Produced by Yoshiaki Nishimura
Screenplay by Riko Sakaguchi,
Hiromasa Yonebayashi
Based on The Little Broomstick by Mary Stewart
Directed by Hiromasa Yonebayashi
English dub cast: Ruby Barnhill, Kate Winslet,
Jim Broadbent, Louis Ashbourne Serkis,
Teresa Gallagher, Ewen Bremner, Lynda Baron

 

A wonderfully inventive story of girl power that’s like a blend of Kiki’s Delivery Service, The Cat Returns and Harry Potter, Mary and The Witch’s Flower may not be on the level of anime classics like Spirited Away, but it’s a very promising debut for Studio Ponoc.

It’s from director Hiromasa Yonebayashi, who was the key animator on several Miyazki films, including Spirited Away and Howl’s Moving Castle and who made his directing debut with When Marnie Was there.

His latest is a funny, eye-popping film with some terrific sequences, colorful characters, and an endearing heroine.

In this beautifully drawn tale, a young girl named Mary (voiced in the English version by The BFG‘s Ruby Barnhill) is bored silly when she has to move in with her sedate great-aunt Charlotte in a rural town. It’s a week before her new school starts and there’s absolutely nothing to do. And the first time she meets someone her own age, it’s a rude boy named Peter (Louis Ashbourne Serkis, son of Andy Serkis), who makes fun of her unruly red hair.

Things get very interesting when she follows a black cat — which appears to have turned into a gray cat — into the local woods. She soon realizes that there are, in fact, two cats, Tib and Gib, who are actually Peter’s cats. (That is, as the gardener tells her later, if cats can ever really belong to anyone.)

She also finds a glowing blue plant, the witch’s flower, which grants her magical powers. Like many classic children’s stories, the magic lasts only day, however.

That’s enough time for her (and her new familiar, black cat Tib) to be whisked away to a school for witches, where her temporary powers make her appear to be the most talented student they’ve ever met.

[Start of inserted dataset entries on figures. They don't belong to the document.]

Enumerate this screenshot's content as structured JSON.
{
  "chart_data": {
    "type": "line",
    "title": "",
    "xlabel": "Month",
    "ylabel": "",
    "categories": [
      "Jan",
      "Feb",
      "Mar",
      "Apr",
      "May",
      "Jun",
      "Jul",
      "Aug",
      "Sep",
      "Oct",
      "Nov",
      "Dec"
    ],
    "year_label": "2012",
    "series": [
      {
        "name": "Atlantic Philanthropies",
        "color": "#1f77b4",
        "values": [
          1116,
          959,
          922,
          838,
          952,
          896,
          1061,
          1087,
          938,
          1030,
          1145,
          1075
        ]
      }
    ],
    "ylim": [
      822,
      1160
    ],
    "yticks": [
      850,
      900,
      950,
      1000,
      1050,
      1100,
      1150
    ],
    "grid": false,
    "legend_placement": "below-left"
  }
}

Since she can’t seem to do anything right in the real world, being hailed as a prodigy (and admired for her wild red hair) is the best thing that’s ever happened to Mary.

But there’s a dark side to the school and Mary finds that her one trip has set a chain of events in motion that require great heroism, loyalty and imagination to fix.

It’s hard not to evoke Harry Potter when creating a magic school, although the book this film is based on was written in 1971, long before anyone heard of J.K. Rowling. (Mary Stewart also wrote a Merlin trilogy and The Moon-Spinners, which became a 1964 Disney movie starring Hayley Mills.)

Mary’s attempts at broom riding and Tib’s constant comments (he doesn’t speak, although he always has a lot to say), provide much of the film’s humor, as does an amusing character voiced by Scottish actor Ewen Bremner.

Kate Winslet voices the school’s intimidating head mistress and Jim Broadbent is the eccentric professor with questionable ethics. Since Broadbent was also Horace Slughorn in the Harry Potter films, that can’t help but add to the Hogwarts connections.

The name of the witch’s school, by the way? Endor, surely inspired by the Biblical Witch of Endor. (And not anything George Lucas ever wrote.)